04/05/2026
This post may seem out of context, but as a Chandler of Jeshua, it is something I can’t ignore.
Today, on Easter… I’ve been sitting with what “He is risen” truly means to me now.
I was raised in a very strict religious home.
No TV. Only Christian radio.
Church four days a week until I was 10 years old.
And for a long time, I believed that was the only way to know God… the only way to know truth.
But life — and loss — has a way of opening doors we were never taught to walk through.
After my Dad passed, something shifted.
This was a man who, in this lifetime, didn’t believe in an afterlife… didn’t believe in spirit.
And yet… I experienced him. Clearly. Undeniably.
Not just once — but in ways that changed me.
Since then, I’ve had profound experiences with ancestors, with spirit, with energy…
And through deep prayer, meditation, and somatic connection, I’ve come to know Jeshua in a way I was never taught inside four walls.
Not through fear.
Not through rules.
But through presence. Through embodiment. Through love.
What I’ve received — and this took me a lot of courage to even say out loud —
is that his message was never meant to be confined to interpretation.
He embodied love.
Radical acceptance.
He sat with the poor, the outcast, the misunderstood.

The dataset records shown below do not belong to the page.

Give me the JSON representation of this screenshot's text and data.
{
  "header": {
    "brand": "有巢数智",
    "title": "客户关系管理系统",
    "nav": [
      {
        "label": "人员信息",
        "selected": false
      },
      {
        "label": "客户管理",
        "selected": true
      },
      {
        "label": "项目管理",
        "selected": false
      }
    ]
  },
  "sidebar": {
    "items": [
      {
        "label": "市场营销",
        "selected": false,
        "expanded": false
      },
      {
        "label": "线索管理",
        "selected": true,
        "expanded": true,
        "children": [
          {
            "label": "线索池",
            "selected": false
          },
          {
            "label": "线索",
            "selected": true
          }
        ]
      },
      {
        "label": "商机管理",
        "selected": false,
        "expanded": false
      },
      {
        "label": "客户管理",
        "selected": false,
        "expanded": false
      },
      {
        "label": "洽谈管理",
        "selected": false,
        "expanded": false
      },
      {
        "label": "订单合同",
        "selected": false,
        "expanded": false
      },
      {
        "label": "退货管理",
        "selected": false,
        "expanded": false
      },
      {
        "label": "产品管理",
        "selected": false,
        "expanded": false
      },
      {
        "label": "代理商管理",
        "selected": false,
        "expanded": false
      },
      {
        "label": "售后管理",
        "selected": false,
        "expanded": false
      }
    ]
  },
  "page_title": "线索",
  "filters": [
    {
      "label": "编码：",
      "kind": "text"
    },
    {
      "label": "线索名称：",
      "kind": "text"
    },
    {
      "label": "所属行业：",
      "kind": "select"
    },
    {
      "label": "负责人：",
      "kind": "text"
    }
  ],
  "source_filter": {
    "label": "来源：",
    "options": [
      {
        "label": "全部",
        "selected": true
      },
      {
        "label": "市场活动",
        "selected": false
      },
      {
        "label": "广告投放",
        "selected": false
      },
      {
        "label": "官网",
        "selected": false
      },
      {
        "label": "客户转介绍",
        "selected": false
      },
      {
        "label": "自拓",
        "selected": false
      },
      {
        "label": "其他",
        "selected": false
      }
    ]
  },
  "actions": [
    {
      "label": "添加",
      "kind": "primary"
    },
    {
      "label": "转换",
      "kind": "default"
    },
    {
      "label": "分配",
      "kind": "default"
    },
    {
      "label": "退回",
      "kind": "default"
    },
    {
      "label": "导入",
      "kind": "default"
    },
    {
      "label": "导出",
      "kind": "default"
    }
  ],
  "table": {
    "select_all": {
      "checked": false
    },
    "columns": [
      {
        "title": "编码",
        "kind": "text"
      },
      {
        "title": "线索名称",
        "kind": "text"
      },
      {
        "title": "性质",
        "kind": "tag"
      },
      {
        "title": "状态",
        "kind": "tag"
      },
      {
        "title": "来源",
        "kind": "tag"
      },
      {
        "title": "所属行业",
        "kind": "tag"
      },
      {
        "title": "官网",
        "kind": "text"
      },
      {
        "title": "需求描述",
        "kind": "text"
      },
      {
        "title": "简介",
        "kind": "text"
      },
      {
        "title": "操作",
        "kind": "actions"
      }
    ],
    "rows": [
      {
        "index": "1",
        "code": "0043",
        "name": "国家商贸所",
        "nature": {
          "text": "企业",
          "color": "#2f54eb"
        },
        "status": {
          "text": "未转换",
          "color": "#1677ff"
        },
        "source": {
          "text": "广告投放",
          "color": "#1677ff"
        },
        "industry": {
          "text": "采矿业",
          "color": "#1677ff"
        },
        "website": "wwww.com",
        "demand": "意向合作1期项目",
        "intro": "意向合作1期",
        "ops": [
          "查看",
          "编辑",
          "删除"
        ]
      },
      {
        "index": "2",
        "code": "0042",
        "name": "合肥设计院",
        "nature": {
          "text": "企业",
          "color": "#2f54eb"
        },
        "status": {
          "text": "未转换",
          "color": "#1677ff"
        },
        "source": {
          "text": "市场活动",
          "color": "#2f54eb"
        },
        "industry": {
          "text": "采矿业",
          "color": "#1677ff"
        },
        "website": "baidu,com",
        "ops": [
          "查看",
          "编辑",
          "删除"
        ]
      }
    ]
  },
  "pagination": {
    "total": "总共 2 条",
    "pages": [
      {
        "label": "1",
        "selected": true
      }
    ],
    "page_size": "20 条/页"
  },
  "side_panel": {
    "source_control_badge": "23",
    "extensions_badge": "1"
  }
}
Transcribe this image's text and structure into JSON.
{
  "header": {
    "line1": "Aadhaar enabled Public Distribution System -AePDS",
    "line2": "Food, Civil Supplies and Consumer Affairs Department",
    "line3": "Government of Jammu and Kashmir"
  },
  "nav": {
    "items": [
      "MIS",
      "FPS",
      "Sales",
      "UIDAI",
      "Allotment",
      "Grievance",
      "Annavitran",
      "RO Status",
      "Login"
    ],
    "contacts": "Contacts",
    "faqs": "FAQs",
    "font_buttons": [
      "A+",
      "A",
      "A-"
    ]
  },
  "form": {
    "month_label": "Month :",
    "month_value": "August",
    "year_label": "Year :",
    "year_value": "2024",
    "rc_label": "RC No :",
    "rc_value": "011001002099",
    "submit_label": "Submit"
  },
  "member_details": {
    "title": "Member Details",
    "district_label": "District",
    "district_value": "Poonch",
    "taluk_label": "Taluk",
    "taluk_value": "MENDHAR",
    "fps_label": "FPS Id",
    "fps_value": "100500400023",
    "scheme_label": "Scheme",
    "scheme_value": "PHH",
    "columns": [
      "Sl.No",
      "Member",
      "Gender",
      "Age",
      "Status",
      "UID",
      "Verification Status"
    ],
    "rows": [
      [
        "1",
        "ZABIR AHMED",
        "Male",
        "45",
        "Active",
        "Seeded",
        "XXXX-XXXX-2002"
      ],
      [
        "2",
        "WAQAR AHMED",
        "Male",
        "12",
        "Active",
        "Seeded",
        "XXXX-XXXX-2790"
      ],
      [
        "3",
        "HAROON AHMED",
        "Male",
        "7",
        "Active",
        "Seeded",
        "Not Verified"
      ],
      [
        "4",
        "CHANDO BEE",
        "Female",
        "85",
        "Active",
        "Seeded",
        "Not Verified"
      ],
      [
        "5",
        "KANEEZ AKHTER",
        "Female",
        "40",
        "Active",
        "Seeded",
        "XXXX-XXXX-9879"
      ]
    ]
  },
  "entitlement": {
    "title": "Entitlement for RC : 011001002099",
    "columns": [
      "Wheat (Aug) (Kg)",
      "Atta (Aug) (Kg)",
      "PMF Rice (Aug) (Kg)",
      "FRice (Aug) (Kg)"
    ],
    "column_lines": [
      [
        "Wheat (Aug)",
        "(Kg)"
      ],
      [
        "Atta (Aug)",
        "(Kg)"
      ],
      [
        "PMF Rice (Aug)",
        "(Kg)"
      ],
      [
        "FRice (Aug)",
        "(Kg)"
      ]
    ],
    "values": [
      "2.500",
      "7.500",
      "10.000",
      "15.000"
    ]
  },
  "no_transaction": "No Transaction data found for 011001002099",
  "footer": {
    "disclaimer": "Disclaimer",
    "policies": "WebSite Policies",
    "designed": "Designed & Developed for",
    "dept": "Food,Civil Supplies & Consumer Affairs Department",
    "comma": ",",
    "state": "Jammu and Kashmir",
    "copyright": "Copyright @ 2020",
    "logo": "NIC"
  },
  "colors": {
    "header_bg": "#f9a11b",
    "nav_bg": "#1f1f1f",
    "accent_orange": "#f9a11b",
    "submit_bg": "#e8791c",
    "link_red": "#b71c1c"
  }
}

He didn’t turn people away — he moved toward them.
And I also feel deeply connected to Mary Magdalene — not as a footnote, but as a powerful teacher.
A reminder of the divine feminine… the nurturing, intuitive, embodied wisdom that has been quieted for far too long.
Today, I still believe:
He is risen. Risen indeed.
But to me… that resurrection lives within us.
In how we love.
In how we soften.
In how we choose compassion over judgment.
I don’t find that connection in a building anymore.
I find it in stillness. In prayer. In listening. In feeling.
Because the truth I’ve come to know is this:
God never gave us authority to judge one another.
So today, instead of asking you to believe what I believe, I simply invite you to get curious.
To sit with your heart.
To deepen your own connection — whatever that looks like for you.
Because faith, to me, was never meant to be blind. It was meant to be felt.